Am Samstag wurde es dann Ernst – nach dem Soundcheck, den Showbags, einer letzten Unterweisung hinsichtlich des Auf- und Abtretens von der Bühne und einem Imbiss (für sehr geduldige Schlangensteher!) fing das Konzert um 12.30 Uhr an. Nach offizieller Begrüssung und launiger Vorstellung der einzelnen Chöre, die von Perth bis Brisbane kamen, lief das Programm ab. Volkslieder, Lieder auch aus der klassischen Sparte und sogar der eine oder andere amerikanische Hit machten den Nachmittag zu einem Ohrenschmaus. Unser Chor machte das Schlusslicht mit “An Giulietta” (Beethoven/Kemmerer) – einem Lied, das unter die Haut ging.
Um 19.30 Uhr war dann das grosse Abendessen – in der Tanunda Show Hall – und wer hochhackige Schuhe angehabt hat, wird sich noch lange an den Bodenbelag erinnern – feinen Kies. Aber zum Glück gab es eine Parketttanzfläche für alle, die das Tanzbein schwingen wollten – und deren gab es viele!

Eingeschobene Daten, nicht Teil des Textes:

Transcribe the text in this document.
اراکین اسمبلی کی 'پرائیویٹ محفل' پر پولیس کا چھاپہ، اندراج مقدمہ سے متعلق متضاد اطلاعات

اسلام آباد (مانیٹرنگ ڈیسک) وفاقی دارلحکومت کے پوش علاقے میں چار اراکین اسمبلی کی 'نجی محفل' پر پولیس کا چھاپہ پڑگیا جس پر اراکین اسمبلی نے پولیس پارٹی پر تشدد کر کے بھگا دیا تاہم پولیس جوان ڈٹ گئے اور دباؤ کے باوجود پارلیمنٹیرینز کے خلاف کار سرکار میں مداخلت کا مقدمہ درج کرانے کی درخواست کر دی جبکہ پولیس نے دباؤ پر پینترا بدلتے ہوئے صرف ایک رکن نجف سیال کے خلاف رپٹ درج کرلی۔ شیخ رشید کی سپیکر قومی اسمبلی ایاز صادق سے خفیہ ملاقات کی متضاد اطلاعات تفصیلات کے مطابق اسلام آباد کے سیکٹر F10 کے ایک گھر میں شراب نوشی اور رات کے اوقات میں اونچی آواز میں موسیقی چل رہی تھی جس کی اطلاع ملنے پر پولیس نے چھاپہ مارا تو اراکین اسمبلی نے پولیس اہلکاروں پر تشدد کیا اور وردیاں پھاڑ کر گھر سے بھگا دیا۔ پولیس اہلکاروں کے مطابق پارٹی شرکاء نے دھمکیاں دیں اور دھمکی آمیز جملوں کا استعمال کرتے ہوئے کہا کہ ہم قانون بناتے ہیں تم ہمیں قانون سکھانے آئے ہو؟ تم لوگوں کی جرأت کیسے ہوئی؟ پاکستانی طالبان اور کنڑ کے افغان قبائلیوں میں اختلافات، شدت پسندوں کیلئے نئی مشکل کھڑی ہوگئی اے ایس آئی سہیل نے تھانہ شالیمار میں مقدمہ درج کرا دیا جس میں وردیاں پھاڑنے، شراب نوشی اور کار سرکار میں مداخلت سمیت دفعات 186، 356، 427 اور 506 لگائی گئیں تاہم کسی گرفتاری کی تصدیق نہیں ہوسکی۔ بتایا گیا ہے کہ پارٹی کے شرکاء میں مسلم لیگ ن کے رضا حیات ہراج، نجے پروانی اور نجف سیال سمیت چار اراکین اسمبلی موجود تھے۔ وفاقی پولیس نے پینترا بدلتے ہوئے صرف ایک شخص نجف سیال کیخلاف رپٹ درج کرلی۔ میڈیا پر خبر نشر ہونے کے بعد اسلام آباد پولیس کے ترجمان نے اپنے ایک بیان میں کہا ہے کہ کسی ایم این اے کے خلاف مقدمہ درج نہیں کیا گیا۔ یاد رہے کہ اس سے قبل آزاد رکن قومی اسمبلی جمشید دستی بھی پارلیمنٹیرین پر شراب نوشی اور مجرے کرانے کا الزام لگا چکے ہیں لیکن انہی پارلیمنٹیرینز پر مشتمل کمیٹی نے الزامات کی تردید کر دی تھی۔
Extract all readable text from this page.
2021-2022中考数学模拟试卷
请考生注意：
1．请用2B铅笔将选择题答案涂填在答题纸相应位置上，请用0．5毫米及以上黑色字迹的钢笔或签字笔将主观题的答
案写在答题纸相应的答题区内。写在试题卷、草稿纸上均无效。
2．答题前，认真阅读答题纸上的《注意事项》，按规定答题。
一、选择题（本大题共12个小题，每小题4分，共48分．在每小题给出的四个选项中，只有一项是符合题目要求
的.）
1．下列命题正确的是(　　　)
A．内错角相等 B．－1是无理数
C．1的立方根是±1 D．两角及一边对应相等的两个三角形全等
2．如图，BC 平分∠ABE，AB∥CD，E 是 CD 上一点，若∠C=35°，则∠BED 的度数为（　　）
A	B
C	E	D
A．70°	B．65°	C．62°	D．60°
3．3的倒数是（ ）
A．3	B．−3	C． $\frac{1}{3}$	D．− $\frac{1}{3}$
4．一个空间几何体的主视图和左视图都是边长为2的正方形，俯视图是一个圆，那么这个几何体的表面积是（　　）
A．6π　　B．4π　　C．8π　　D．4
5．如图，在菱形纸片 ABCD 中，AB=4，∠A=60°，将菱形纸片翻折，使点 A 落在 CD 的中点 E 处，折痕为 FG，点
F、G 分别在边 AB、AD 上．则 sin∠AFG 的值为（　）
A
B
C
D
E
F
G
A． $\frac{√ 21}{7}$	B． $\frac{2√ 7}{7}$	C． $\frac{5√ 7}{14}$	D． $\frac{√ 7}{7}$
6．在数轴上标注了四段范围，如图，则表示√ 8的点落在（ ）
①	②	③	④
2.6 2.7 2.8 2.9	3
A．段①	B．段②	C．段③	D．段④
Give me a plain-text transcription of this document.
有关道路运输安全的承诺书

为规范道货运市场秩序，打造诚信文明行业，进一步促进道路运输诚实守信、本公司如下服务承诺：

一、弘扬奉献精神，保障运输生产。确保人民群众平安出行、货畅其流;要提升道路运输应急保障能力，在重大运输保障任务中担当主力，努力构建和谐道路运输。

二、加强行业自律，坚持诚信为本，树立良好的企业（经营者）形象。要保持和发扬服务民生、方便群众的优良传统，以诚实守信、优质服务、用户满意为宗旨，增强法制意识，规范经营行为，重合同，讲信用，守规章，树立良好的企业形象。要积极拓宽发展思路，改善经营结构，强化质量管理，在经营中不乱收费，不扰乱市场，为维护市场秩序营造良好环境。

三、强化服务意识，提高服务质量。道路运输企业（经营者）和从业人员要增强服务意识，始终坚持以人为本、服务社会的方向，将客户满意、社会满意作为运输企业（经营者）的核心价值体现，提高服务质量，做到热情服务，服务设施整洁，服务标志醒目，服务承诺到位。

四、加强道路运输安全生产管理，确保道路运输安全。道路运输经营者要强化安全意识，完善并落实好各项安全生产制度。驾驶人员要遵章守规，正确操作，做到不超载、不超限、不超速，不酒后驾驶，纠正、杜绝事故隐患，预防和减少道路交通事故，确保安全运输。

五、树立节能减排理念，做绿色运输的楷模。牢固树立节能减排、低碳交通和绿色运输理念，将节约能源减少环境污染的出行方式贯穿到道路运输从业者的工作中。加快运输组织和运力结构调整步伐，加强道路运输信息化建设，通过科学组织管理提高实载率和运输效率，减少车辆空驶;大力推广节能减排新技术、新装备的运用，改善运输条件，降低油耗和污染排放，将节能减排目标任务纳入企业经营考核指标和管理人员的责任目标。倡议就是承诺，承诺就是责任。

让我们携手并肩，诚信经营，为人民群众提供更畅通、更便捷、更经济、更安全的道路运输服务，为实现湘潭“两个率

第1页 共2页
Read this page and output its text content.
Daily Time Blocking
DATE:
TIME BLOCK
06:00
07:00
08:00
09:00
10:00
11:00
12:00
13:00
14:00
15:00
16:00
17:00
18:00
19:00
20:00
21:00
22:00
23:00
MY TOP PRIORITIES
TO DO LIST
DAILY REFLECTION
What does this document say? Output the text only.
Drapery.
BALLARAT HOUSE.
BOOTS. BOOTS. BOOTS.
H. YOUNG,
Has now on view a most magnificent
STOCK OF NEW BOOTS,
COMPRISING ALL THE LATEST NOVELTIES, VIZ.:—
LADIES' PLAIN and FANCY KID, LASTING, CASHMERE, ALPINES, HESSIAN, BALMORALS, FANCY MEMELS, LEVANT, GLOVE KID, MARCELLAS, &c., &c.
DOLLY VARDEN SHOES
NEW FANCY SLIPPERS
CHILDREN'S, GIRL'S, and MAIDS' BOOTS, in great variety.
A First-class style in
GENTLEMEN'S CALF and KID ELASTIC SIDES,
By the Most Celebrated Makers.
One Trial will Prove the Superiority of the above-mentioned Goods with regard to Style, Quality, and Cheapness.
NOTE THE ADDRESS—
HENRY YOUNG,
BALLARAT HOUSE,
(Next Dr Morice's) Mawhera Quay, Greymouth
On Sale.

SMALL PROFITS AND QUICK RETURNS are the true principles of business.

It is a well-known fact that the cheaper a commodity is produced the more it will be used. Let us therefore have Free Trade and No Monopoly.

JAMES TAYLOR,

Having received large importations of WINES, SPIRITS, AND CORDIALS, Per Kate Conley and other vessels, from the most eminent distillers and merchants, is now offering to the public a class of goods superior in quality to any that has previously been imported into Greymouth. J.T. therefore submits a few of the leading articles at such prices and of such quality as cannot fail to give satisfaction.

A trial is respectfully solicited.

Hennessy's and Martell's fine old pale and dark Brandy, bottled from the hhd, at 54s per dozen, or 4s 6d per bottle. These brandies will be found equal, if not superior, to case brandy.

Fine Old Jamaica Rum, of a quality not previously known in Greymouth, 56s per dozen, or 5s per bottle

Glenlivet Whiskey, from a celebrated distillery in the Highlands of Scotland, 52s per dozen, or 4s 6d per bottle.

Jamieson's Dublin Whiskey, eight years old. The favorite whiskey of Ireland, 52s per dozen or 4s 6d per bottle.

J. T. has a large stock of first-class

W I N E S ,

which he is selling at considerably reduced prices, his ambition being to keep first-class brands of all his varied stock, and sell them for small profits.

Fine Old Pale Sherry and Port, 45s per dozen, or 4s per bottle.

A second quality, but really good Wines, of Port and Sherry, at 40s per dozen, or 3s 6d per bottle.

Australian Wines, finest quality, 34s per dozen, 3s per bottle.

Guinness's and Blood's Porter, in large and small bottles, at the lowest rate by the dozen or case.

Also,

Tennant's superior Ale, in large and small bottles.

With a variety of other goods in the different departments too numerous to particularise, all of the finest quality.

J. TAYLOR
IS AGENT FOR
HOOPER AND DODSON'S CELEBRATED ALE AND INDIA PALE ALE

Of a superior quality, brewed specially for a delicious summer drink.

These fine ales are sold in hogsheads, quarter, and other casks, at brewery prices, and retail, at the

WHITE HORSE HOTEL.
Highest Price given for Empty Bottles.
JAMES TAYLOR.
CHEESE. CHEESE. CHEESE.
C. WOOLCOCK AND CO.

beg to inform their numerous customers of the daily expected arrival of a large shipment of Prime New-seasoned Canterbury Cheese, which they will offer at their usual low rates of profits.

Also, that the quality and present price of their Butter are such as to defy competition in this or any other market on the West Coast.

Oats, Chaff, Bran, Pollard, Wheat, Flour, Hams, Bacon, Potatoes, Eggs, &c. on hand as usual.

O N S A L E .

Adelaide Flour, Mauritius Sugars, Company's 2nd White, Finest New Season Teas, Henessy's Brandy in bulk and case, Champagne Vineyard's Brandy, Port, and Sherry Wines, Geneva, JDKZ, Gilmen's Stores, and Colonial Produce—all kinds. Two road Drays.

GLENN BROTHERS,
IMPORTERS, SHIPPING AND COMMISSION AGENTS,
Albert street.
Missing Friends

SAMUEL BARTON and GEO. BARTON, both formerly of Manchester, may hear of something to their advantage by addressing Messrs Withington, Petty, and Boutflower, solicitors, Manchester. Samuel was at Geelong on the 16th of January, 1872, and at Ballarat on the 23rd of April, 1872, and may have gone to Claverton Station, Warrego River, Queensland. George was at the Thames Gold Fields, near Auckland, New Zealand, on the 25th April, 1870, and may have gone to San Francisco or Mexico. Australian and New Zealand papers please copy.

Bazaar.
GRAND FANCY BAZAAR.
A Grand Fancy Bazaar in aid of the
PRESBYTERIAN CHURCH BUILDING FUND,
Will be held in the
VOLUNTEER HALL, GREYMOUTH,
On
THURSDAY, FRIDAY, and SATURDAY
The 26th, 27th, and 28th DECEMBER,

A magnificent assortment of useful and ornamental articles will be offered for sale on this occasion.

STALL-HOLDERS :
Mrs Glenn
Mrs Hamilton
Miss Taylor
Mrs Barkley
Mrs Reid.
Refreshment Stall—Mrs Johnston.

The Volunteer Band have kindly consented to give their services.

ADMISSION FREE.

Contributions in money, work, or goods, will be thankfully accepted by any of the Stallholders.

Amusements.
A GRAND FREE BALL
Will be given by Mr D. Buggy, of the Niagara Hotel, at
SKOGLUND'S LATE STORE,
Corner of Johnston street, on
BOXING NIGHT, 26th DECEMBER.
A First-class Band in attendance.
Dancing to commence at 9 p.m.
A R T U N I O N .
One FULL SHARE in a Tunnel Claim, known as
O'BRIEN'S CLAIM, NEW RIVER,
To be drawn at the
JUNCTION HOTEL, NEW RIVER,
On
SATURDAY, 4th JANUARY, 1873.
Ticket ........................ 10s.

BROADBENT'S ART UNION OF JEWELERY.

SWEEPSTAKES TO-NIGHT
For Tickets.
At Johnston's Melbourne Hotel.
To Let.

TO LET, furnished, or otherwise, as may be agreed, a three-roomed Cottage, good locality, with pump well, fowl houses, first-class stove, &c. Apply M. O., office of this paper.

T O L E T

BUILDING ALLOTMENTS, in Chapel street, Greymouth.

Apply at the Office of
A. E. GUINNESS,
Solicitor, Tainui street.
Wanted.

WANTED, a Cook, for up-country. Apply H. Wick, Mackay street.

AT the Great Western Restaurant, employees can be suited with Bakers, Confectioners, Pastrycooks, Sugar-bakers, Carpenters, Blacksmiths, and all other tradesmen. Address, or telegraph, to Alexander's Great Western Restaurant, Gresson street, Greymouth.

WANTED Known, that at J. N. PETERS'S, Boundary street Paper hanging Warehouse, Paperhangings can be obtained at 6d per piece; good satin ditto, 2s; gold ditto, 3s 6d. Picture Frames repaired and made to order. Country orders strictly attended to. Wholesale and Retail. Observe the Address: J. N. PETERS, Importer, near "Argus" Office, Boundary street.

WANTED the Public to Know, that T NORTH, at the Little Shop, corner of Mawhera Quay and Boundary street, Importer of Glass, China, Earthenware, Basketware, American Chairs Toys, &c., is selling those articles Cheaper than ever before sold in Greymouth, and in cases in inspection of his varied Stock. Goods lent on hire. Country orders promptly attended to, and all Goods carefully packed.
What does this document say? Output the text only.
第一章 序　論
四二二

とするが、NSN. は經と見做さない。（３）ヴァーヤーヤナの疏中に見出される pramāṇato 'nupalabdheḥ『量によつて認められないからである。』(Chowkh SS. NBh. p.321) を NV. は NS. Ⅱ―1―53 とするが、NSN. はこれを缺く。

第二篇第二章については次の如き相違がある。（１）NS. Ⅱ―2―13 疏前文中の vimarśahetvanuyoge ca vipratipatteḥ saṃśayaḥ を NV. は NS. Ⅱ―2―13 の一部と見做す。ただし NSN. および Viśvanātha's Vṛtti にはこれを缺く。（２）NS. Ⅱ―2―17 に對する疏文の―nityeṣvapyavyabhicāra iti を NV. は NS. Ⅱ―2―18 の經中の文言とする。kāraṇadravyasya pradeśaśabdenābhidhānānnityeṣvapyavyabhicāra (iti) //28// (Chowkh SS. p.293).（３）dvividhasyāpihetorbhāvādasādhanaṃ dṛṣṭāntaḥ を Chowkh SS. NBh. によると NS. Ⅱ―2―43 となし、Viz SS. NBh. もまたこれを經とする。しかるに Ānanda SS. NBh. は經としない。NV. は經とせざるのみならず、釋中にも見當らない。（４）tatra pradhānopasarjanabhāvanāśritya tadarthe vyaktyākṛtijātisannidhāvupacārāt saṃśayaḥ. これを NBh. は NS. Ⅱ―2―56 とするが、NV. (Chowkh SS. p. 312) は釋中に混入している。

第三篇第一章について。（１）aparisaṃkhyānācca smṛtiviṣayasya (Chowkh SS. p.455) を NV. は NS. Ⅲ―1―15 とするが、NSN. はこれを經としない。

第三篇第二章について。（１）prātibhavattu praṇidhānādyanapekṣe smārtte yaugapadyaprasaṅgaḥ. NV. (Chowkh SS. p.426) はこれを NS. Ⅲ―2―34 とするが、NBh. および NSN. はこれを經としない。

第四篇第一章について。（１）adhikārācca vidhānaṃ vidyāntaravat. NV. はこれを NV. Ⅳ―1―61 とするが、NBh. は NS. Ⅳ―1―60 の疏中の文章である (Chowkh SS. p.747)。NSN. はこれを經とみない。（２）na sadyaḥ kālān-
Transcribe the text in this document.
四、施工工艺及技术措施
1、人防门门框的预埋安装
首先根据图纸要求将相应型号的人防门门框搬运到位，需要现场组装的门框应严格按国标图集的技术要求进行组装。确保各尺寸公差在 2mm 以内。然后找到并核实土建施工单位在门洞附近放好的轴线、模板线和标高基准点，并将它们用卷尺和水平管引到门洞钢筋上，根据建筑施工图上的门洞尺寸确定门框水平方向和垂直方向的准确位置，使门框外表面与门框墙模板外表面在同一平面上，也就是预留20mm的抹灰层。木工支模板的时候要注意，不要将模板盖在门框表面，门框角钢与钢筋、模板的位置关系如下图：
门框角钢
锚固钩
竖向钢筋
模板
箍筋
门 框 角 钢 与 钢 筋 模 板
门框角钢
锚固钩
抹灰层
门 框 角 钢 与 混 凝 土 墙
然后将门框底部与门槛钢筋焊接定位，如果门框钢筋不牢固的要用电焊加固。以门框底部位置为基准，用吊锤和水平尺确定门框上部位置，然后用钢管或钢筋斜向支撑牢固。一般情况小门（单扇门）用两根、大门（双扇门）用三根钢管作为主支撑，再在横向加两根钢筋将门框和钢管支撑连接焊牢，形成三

Die Lose wurden gezogen und zwei Gewinne gingen nach NSW!
Bei unseren Erkundungsspaziergängen durch Tanunda hatten wir natürlich auch eine lutherische Kirche – St Paul –  direkt an der Hauptstrasse entdeckt – nur sollte der Gottesdienst schon um 8.45 Uhr anfangen. Kein Problem – wir waren dabei. Die Kirche war gut besucht, Liturgie und Predigt auf Englisch und hinterher bei einer Tasse Tee oder Kaffee und Keksen wurde wir herzlich begrüsst und  ausgefragt.
Um 14.30 Uhr fand dann das zweite Konzert statt, das von den versammelten Chören mit den Nationalhymnen und zum Abschluss mit “So ein Tag” und “Heimat”umrahmt wurde.
Zum Abendessen verabredeten sich verschiedene Gruppen für verschiedene Restaurants – wir landeten im Tanunda Pub am grossen Tisch und unterhielten die anderen Gäste mit mehrstimmigen Trinkliedern (ob zu deren Ergötzen oder nicht, weiss ich nicht).
Montag war beim Brunch der offizielle Abschied und es gab ein paar Sondereinlagen der Tanunda Liedertafel zur allgemeinen Belustigung. Unser Minibus kam und nach einer schnellen Tour durch die Umgebung, einem Kurzbesuch auf Maggie Beer’s Pheasant Farm und einem Weingut brachte er uns zurück zum Flughafen.
Fazit: Ein gelungenes Wochenende, neue Freundschaften geschlossen, viel Spass gehabt, viel gesehen. Ein grosses Dankeschön and Jimmy und Eckhardt (Klavier und Dirigent), Hanni und Walburg für Planung und Reservierungen und alle Liedertafeler für die Organisation des Sängerfestes.

Comment(1)

  1. Reply
    Dietrich Rehnert says

    Deine Berichte, liebe Isabell, sind immer witzig und interessant. Ich erlebte ein indirektes Dabeisein.